A federal court in Illinois has ruled that a trans woman must be considered for gender affirming surgery, after a five-year legal battle she’s endured for that and other mistreatment she’s received as an inmate under the federal Bureau of Prisons.
Cristina Nichole Iglesias, who has identified as a woman since before she entered prison in 1994 and first experienced gender dysphoria as a child, was housed in a men’s prison until last year. She was also denied “permanent hair removal, social transition treatment,” and surgery for decades.
“Iglesias suffers daily and is at risk of self-mutilation and suicide,” Nancy J. Rosenstengel, U.S. District Court Chief Judge of the Southern District of Illinois, wrote in a ruling over a week ago. “There is an inadequate remedy at law, as money will not make Iglesias whole.

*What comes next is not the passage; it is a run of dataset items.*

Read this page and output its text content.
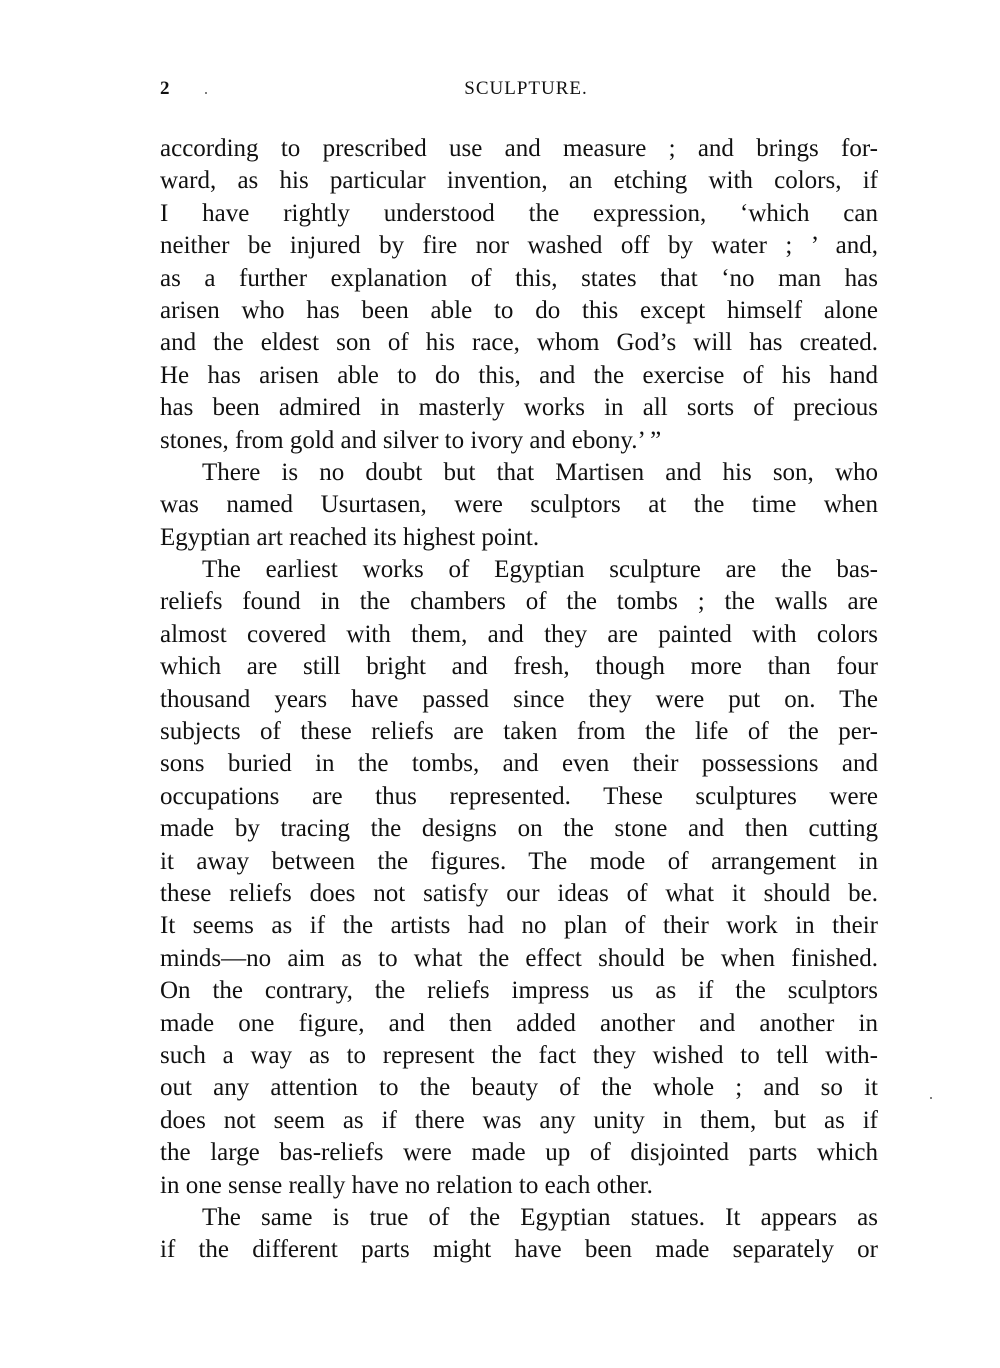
2	SCULPTURE.
according to prescribed use and measure ; and brings for-
ward, as his particular invention, an etching with colors, if
I have rightly understood the expression, ‘which can
neither be injured by fire nor washed off by water ; ’ and,
as a further explanation of this, states that ‘no man has
arisen who has been able to do this except himself alone
and the eldest son of his race, whom God’s will has created.
He has arisen able to do this, and the exercise of his hand
has been admired in masterly works in all sorts of precious
stones, from gold and silver to ivory and ebony.’ ”
There is no doubt but that Martisen and his son, who
was named Usurtasen, were sculptors at the time when
Egyptian art reached its highest point.
The earliest works of Egyptian sculpture are the bas-
reliefs found in the chambers of the tombs ; the walls are
almost covered with them, and they are painted with colors
which are still bright and fresh, though more than four
thousand years have passed since they were put on. The
subjects of these reliefs are taken from the life of the per-
sons buried in the tombs, and even their possessions and
occupations are thus represented. These sculptures were
made by tracing the designs on the stone and then cutting
it away between the figures. The mode of arrangement in
these reliefs does not satisfy our ideas of what it should be.
It seems as if the artists had no plan of their work in their
minds—no aim as to what the effect should be when finished.
On the contrary, the reliefs impress us as if the sculptors
made one figure, and then added another and another in
such a way as to represent the fact they wished to tell with-
out any attention to the beauty of the whole ; and so it
does not seem as if there was any unity in them, but as if
the large bas-reliefs were made up of disjointed parts which
in one sense really have no relation to each other.
The same is true of the Egyptian statues. It appears as
if the different parts might have been made separately or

She is at risk for suicide, and her psychological condition will continue to deteriorate.”
Rosenstengal added that “If [her gender dysphoria is] left partially treated, Iglesias is on three trajectories: psychological decompensation, surgical self-treatment, or suicide.”

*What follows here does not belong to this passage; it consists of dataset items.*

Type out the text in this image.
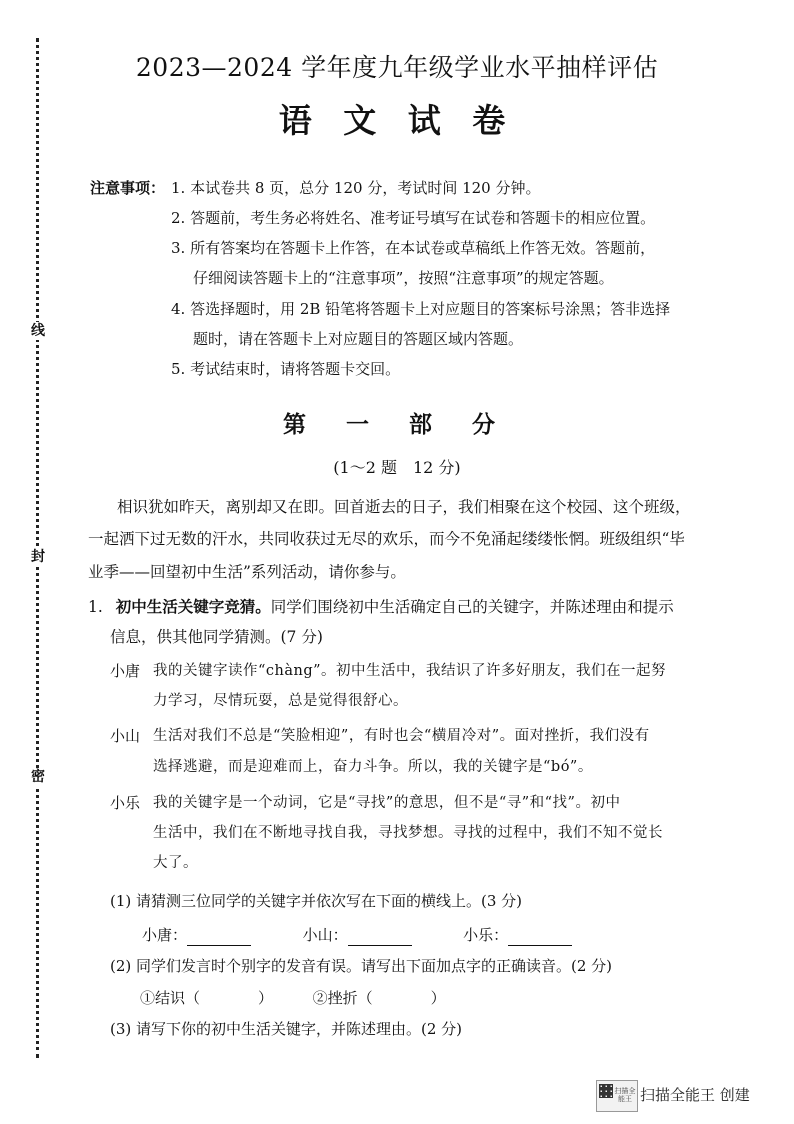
线
封
密
2023—2024 学年度九年级学业水平抽样评估
语 文 试 卷
注意事项： 1. 本试卷共 8 页，总分 120 分，考试时间 120 分钟。
2. 答题前，考生务必将姓名、准考证号填写在试卷和答题卡的相应位置。
3. 所有答案均在答题卡上作答，在本试卷或草稿纸上作答无效。答题前，
仔细阅读答题卡上的“注意事项”，按照“注意事项”的规定答题。
4. 答选择题时，用 2B 铅笔将答题卡上对应题目的答案标号涂黑；答非选择
题时，请在答题卡上对应题目的答题区域内答题。
5. 考试结束时，请将答题卡交回。
第 一 部 分
(1～2 题　12 分)
相识犹如昨天，离别却又在即。回首逝去的日子，我们相聚在这个校园、这个班级，
一起洒下过无数的汗水，共同收获过无尽的欢乐，而今不免涌起缕缕怅惘。班级组织“毕
业季——回望初中生活”系列活动，请你参与。
1. 初中生活关键字竞猜。同学们围绕初中生活确定自己的关键字，并陈述理由和提示
信息，供其他同学猜测。(7 分)
小唐 我的关键字读作“chàng”。初中生活中，我结识了许多好朋友，我们在一起努
力学习，尽情玩耍，总是觉得很舒心。
小山 生活对我们不总是“笑脸相迎”，有时也会“横眉冷对”。面对挫折，我们没有
选择逃避，而是迎难而上，奋力斗争。所以，我的关键字是“bó”。
小乐 我的关键字是一个动词，它是“寻找”的意思，但不是“寻”和“找”。初中
生活中，我们在不断地寻找自我，寻找梦想。寻找的过程中，我们不知不觉长
大了。
(1) 请猜测三位同学的关键字并依次写在下面的横线上。(3 分)
小唐：	小山：	小乐：
(2) 同学们发言时个别字的发音有误。请写出下面加点字的正确读音。(2 分)
①结识（	）	②挫折（	）
(3) 请写下你的初中生活关键字，并陈述理由。(2 分)
扫描全能王 扫描全能王 创建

The ACLU of Illinois, which represents Iglesias, has cheered the decision as a first that is “a big deal if you’re someone who has been suffering with gender dysphoria and unable to access the health care you want for years while you’re being detained.”

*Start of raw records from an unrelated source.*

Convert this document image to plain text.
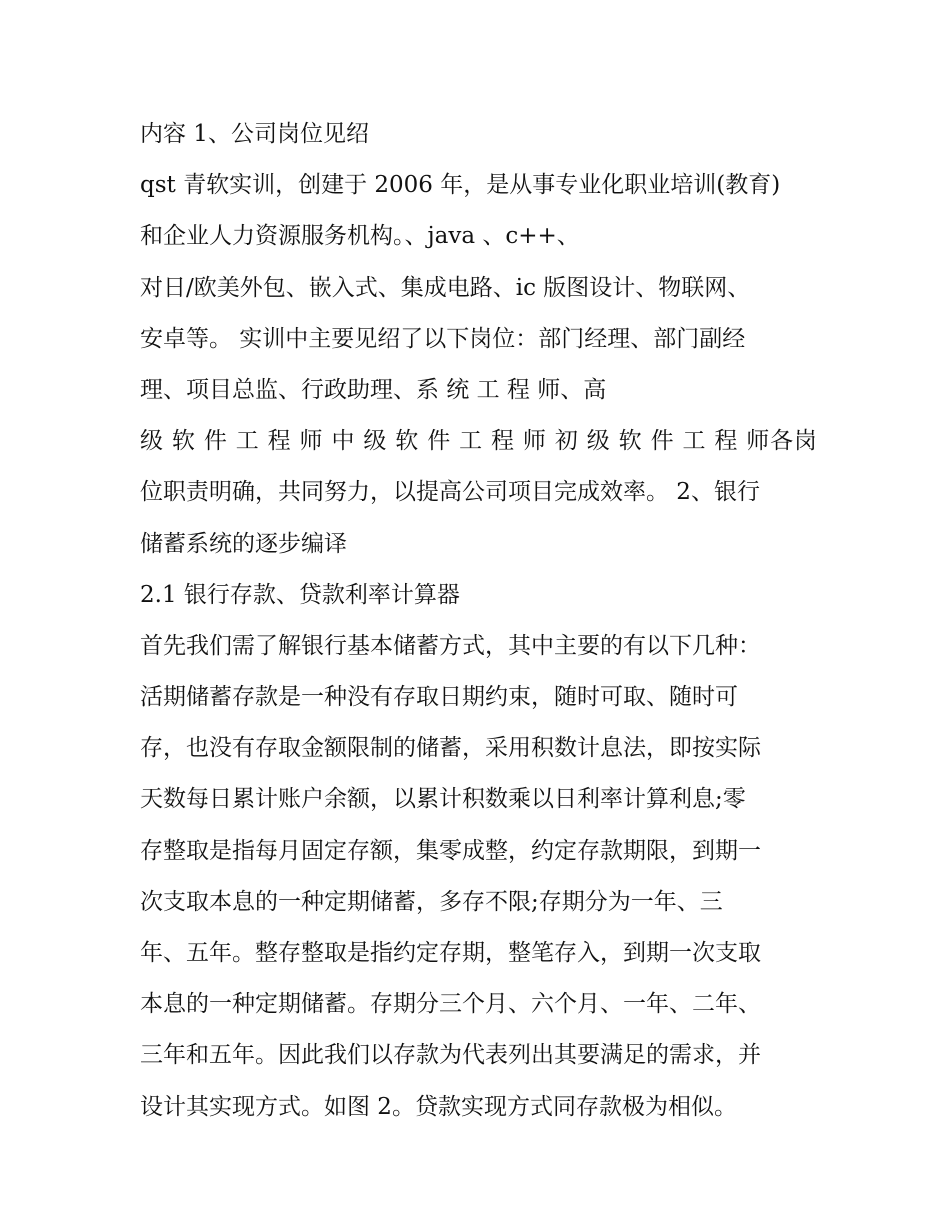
内容 1、公司岗位见绍
qst 青软实训，创建于 2006 年，是从事专业化职业培训(教育)
和企业人力资源服务机构。、java 、c++、
对日/欧美外包、嵌入式、集成电路、ic 版图设计、物联网、
安卓等。 实训中主要见绍了以下岗位：部门经理、部门副经
理、项目总监、行政助理、系 统 工 程 师、高
级 软 件 工 程 师 中 级 软 件 工 程 师 初 级 软 件 工 程 师各岗
位职责明确，共同努力，以提高公司项目完成效率。 2、银行
储蓄系统的逐步编译
2.1 银行存款、贷款利率计算器
首先我们需了解银行基本储蓄方式，其中主要的有以下几种：
活期储蓄存款是一种没有存取日期约束，随时可取、随时可
存，也没有存取金额限制的储蓄，采用积数计息法，即按实际
天数每日累计账户余额，以累计积数乘以日利率计算利息;零
存整取是指每月固定存额，集零成整，约定存款期限，到期一
次支取本息的一种定期储蓄，多存不限;存期分为一年、三
年、五年。整存整取是指约定存期，整笔存入，到期一次支取
本息的一种定期储蓄。存期分三个月、六个月、一年、二年、
三年和五年。因此我们以存款为代表列出其要满足的需求，并
设计其实现方式。如图 2。贷款实现方式同存款极为相似。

ACLU spokesperson Ed Yohnka also said, “The estimate is there are about 1,200 people who are transgender in federal custody. We have a responsibility to take care of those people once they are in custody, and that includes their health care and whatever those needs are.”
“I am very excited that the court has intervened on my behalf,” Iglesias said in a statement. “Without that happening, I would continue to fall through the cracks and BOP would ignore my need for gender-affirming surgery, which I’ve been fighting to get for decades. I am happy to have had the chance to tell my story and am hopeful that other transgender people will benefit from my case.”
The ACLU noted after the ruling that “Correctional experts understand the high likelihood of sexual assault that transgender women face when held in facilities for men,” but Prison Rape Elimination Act and other regulations put in place to protect people in prison “has been undermined by the Trump Administration’s change in BOP policy – a change that is only one part of a series of steps designed to roll back protections for LGBTQ people in the United States.” Iglesias was raped in a male prison facility prior to being transferred to a women’s facility.
Iglesias is imprisoned after being convicted of threatening to use a nuclear weapon against the British government.
The BOP’s Transgender Equality Council must evaluate Iglesias and return a determination to the court by January 24.